Each interesting function gets a timer added. The defer function in Go is a beautiful way of ensuring that the timer always measures the entirety of the function being measured—no matter how the function exits (via an early return, a normal return, or even a panic!) the timer will still get recorded and added to the event. Combining these timers with the presence or lack of error fields and other attributes on the event will let you understand not just how long each function took but why it took that long.

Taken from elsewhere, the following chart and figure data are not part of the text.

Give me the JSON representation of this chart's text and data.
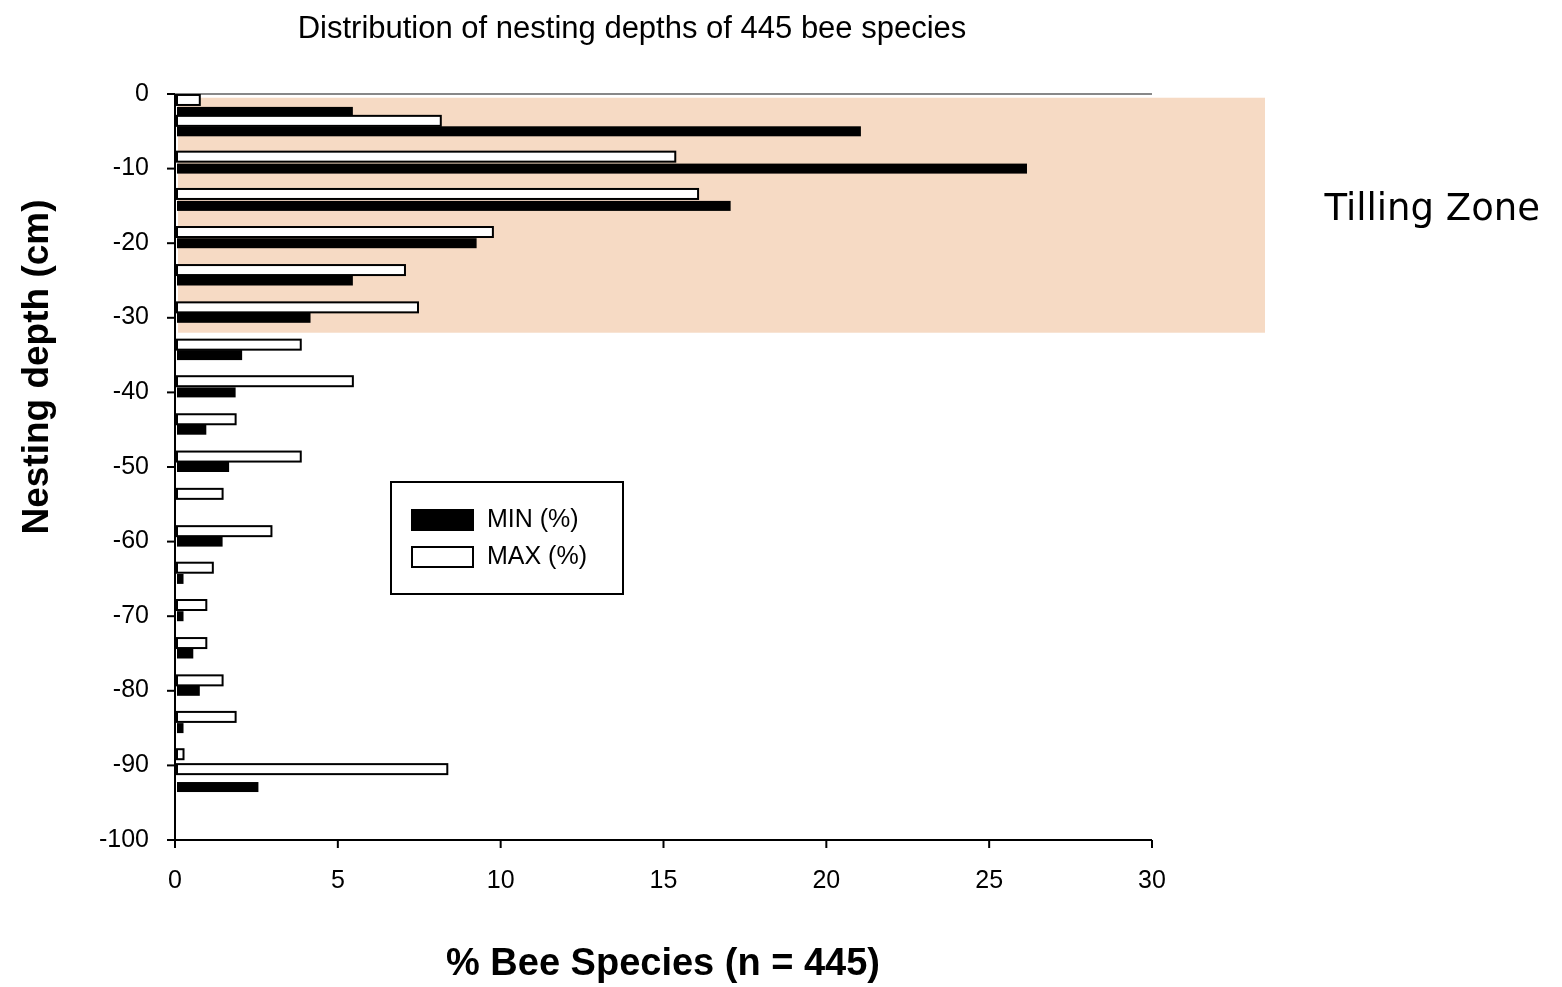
{
  "chart_data": {
    "type": "bar",
    "orientation": "horizontal",
    "title": "Distribution of nesting depths of 445 bee species",
    "xlabel": "% Bee Species (n = 445)",
    "ylabel": "Nesting depth (cm)",
    "xlim": [
      0,
      30
    ],
    "xticks": [
      0,
      5,
      10,
      15,
      20,
      25,
      30
    ],
    "ylim": [
      -100,
      0
    ],
    "yticks": [
      0,
      -10,
      -20,
      -30,
      -40,
      -50,
      -60,
      -70,
      -80,
      -90,
      -100
    ],
    "legend": "left",
    "series": [
      {
        "name": "MIN (%)",
        "color": "#000000",
        "x": [
          -2.4,
          -5,
          -10,
          -15,
          -20,
          -25,
          -30,
          -35,
          -40,
          -45,
          -50,
          -60,
          -65,
          -70,
          -75,
          -80,
          -85,
          -92.9
        ],
        "values": [
          5.4,
          21.0,
          26.1,
          17.0,
          9.2,
          5.4,
          4.1,
          2.0,
          1.8,
          0.9,
          1.6,
          1.4,
          0.2,
          0.2,
          0.5,
          0.7,
          0.2,
          2.5
        ]
      },
      {
        "name": "MAX (%)",
        "color": "#ffffff",
        "x": [
          -0.8,
          -3.6,
          -8.4,
          -13.4,
          -18.5,
          -23.6,
          -28.6,
          -33.6,
          -38.5,
          -43.6,
          -48.6,
          -53.6,
          -58.6,
          -63.5,
          -68.5,
          -73.6,
          -78.6,
          -83.5,
          -88.5,
          -90.5
        ],
        "values": [
          0.7,
          8.1,
          15.3,
          16.0,
          9.7,
          7.0,
          7.4,
          3.8,
          5.4,
          1.8,
          3.8,
          1.4,
          2.9,
          1.1,
          0.9,
          0.9,
          1.4,
          1.8,
          0.2,
          8.3
        ]
      }
    ],
    "bands": [
      {
        "axis": "y",
        "from": -0.5,
        "to": -32,
        "label": "Tilling Zone",
        "color": "#f6dac4"
      }
    ]
  }
}
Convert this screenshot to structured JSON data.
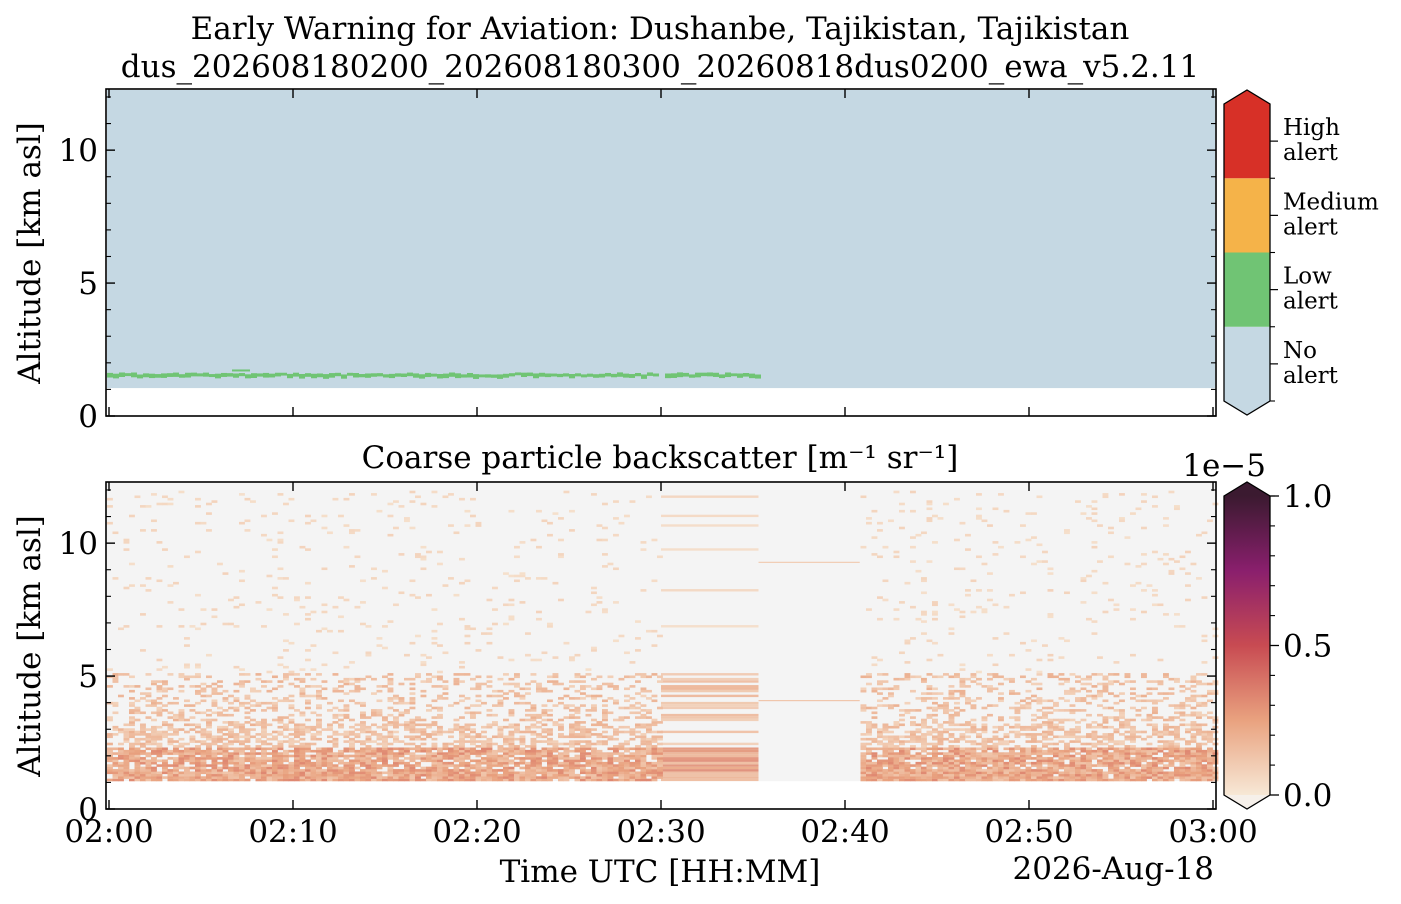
{
  "title_line1": "Early Warning for Aviation: Dushanbe, Tajikistan, Tajikistan",
  "title_line2": "dus_202608180200_202608180300_20260818dus0200_ewa_v5.2.11",
  "chart_data": [
    {
      "type": "heatmap",
      "panel": "top",
      "title": "",
      "ylabel": "Altitude [km asl]",
      "xlabel": "",
      "xlim": [
        "02:00",
        "03:00"
      ],
      "ylim": [
        0,
        12
      ],
      "yticks": [
        0,
        5,
        10
      ],
      "ground_altitude_km": 1.05,
      "data_gaps": [
        [
          "02:29.8",
          "02:30.0"
        ],
        [
          "02:35.3",
          "03:00"
        ]
      ],
      "alert_layer": {
        "level": "Low alert",
        "time_range": [
          "02:00",
          "02:35.3"
        ],
        "base_km": 1.4,
        "top_km": 1.6
      },
      "colorbar": {
        "categories": [
          "No\nalert",
          "Low\nalert",
          "Medium\nalert",
          "High\nalert"
        ],
        "colors": [
          "#c5d8e3",
          "#70c474",
          "#f5b349",
          "#d73027"
        ]
      }
    },
    {
      "type": "heatmap",
      "panel": "bottom",
      "title": "Coarse particle backscatter [m⁻¹ sr⁻¹]",
      "ylabel": "Altitude [km asl]",
      "xlabel": "Time UTC [HH:MM]",
      "date_label": "2026-Aug-18",
      "xlim": [
        "02:00",
        "03:00"
      ],
      "xticks": [
        "02:00",
        "02:10",
        "02:20",
        "02:30",
        "02:40",
        "02:50",
        "03:00"
      ],
      "ylim": [
        0,
        12
      ],
      "yticks": [
        0,
        5,
        10
      ],
      "ground_altitude_km": 1.05,
      "no_data_range": [
        "02:35.3",
        "02:40.8"
      ],
      "smooth_period": [
        "02:30",
        "02:35.3"
      ],
      "layers": [
        {
          "base_km": 1.05,
          "top_km": 2.4,
          "value": 0.25
        },
        {
          "base_km": 2.4,
          "top_km": 5.2,
          "value": 0.15
        },
        {
          "base_km": 5.2,
          "top_km": 12,
          "value": 0.06
        }
      ],
      "colorbar": {
        "label_multiplier": "1e−5",
        "ticks": [
          "0.0",
          "0.5",
          "1.0"
        ],
        "range": [
          0,
          1.0
        ],
        "colormap": [
          "#f7e8d6",
          "#e9a27f",
          "#c84b52",
          "#8a1f6d",
          "#3b1a30"
        ]
      }
    }
  ]
}
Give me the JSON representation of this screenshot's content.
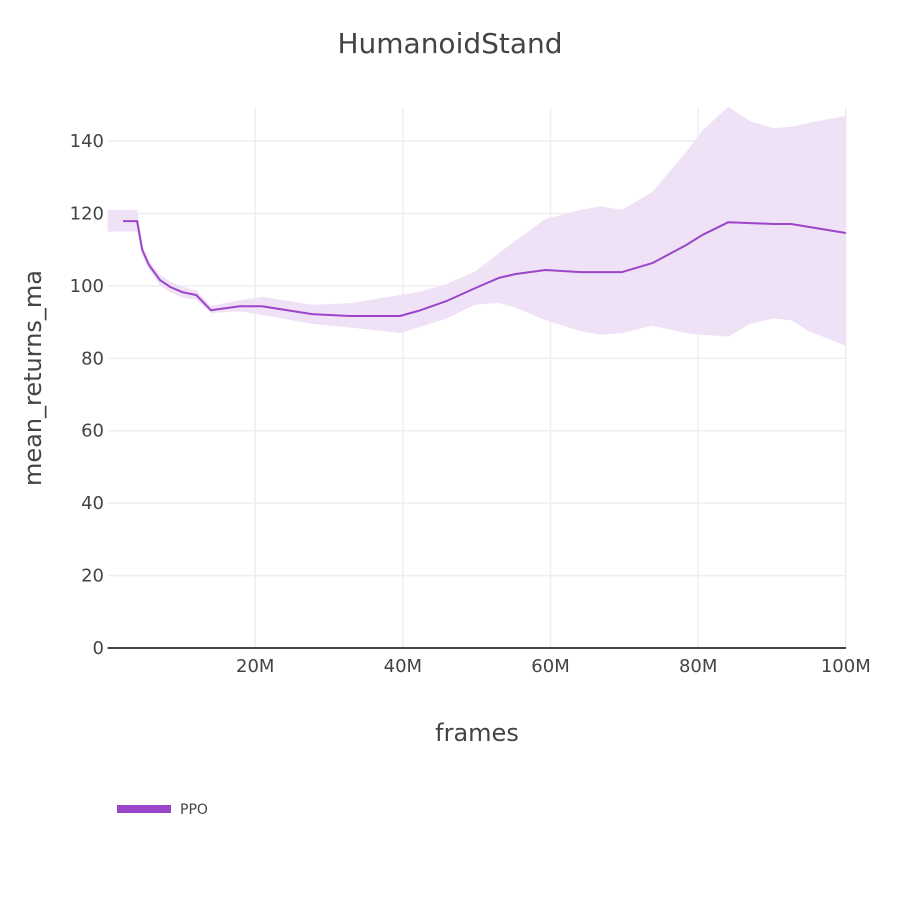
{
  "chart_data": {
    "type": "line",
    "title": "HumanoidStand",
    "xlabel": "frames",
    "ylabel": "mean_returns_ma",
    "xlim": [
      0,
      100000000
    ],
    "ylim": [
      0,
      150
    ],
    "x_ticks": [
      20000000,
      40000000,
      60000000,
      80000000,
      100000000
    ],
    "x_tick_labels": [
      "20M",
      "40M",
      "60M",
      "80M",
      "100M"
    ],
    "y_ticks": [
      0,
      20,
      40,
      60,
      80,
      100,
      120,
      140
    ],
    "y_tick_labels": [
      "0",
      "20",
      "40",
      "60",
      "80",
      "100",
      "120",
      "140"
    ],
    "grid": true,
    "legend_position": "bottom-left",
    "series": [
      {
        "name": "PPO",
        "color": "#9b45c9",
        "band_color": "#efe2f6",
        "x_M": [
          2.1,
          4.0,
          4.7,
          5.6,
          7.1,
          8.5,
          10.1,
          12.0,
          14.0,
          17.9,
          20.9,
          27.7,
          32.8,
          39.6,
          42.1,
          45.9,
          49.8,
          53.0,
          55.3,
          59.3,
          64.1,
          66.8,
          69.7,
          73.8,
          78.4,
          80.6,
          84.1,
          90.2,
          92.6,
          100.0
        ],
        "mean": [
          117.9,
          117.9,
          109.9,
          105.8,
          101.6,
          99.7,
          98.3,
          97.5,
          93.3,
          94.4,
          94.4,
          92.2,
          91.7,
          91.7,
          93.1,
          95.8,
          99.4,
          102.2,
          103.3,
          104.4,
          103.8,
          103.8,
          103.8,
          106.3,
          111.3,
          114.1,
          117.6,
          117.1,
          117.1,
          114.6
        ],
        "band_x_M": [
          0.0,
          4.0,
          4.7,
          5.6,
          7.1,
          8.5,
          10.1,
          12.0,
          14.0,
          17.9,
          20.9,
          27.7,
          32.8,
          39.6,
          42.1,
          45.9,
          49.8,
          53.0,
          55.3,
          59.3,
          64.1,
          66.8,
          69.7,
          73.8,
          78.4,
          80.6,
          84.1,
          87.0,
          90.2,
          92.6,
          95.0,
          100.0
        ],
        "upper": [
          121.0,
          121.0,
          111.5,
          107.0,
          103.0,
          101.2,
          99.8,
          98.8,
          94.5,
          96.0,
          97.0,
          94.8,
          95.2,
          97.5,
          98.3,
          100.5,
          104.0,
          109.0,
          112.5,
          118.5,
          121.0,
          122.0,
          121.0,
          126.0,
          137.0,
          143.0,
          149.5,
          145.5,
          143.5,
          144.0,
          145.0,
          147.0
        ],
        "lower": [
          115.0,
          115.0,
          108.5,
          104.5,
          100.2,
          98.3,
          96.8,
          96.2,
          92.5,
          93.0,
          92.0,
          89.5,
          88.5,
          87.0,
          88.5,
          91.0,
          94.8,
          95.3,
          94.0,
          90.5,
          87.5,
          86.5,
          87.0,
          89.0,
          87.0,
          86.5,
          86.0,
          89.5,
          91.0,
          90.5,
          87.5,
          83.5
        ]
      }
    ]
  },
  "legend": {
    "items": [
      {
        "label": "PPO",
        "color": "#9b45c9"
      }
    ]
  }
}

Here's an example of capturing the length of time necessary to unmarshal JSON (see code):

// add a timer around unmarshalling json
defer func(t timer.Timer) {
  dur := t.Finish()
  beeline.AddField(r.Context(), "timer.unmarshal_json_dur_ms", dur)
}(timer.Start())

The astute observer will notice that most of these timers are measured in milliseconds - but there are a few fields added to the event that are measured in seconds: event_time_delta_sec and meta.process_uptime_sec. This is an example of the author adding some additional understanding of the application into the instrumentation. We know that these processes are long running, so measuring process uptime in seconds (or even minutes or hours!) makes it easier to interact with the values in that field. In a similar way, most events arrive at the API server in with a delay in the range of a half second to five minutes. Assigning fields the most appropriate unit to allow the people looking at that instrumentation later on the easiest path to comprehension makes the entire experience more comfortable for all involved.

Sanitization

The userFacingErr function is used to separate the information handed back to the client of the API server (aka the customer) and the operator. In many cases it's valuable to sanitize internal errors within a server before handing them back to the client in order to keep the internal implementation of a service hidden while still providing useful language to the consumer of the application. It's very useful for the operator of the service to have access to both (the user's version for responding to customer requests and the detailed version to understand the internal problem). To ride this balance we provide multiple fields for each error - the actual error returned by the code and then some context about that error.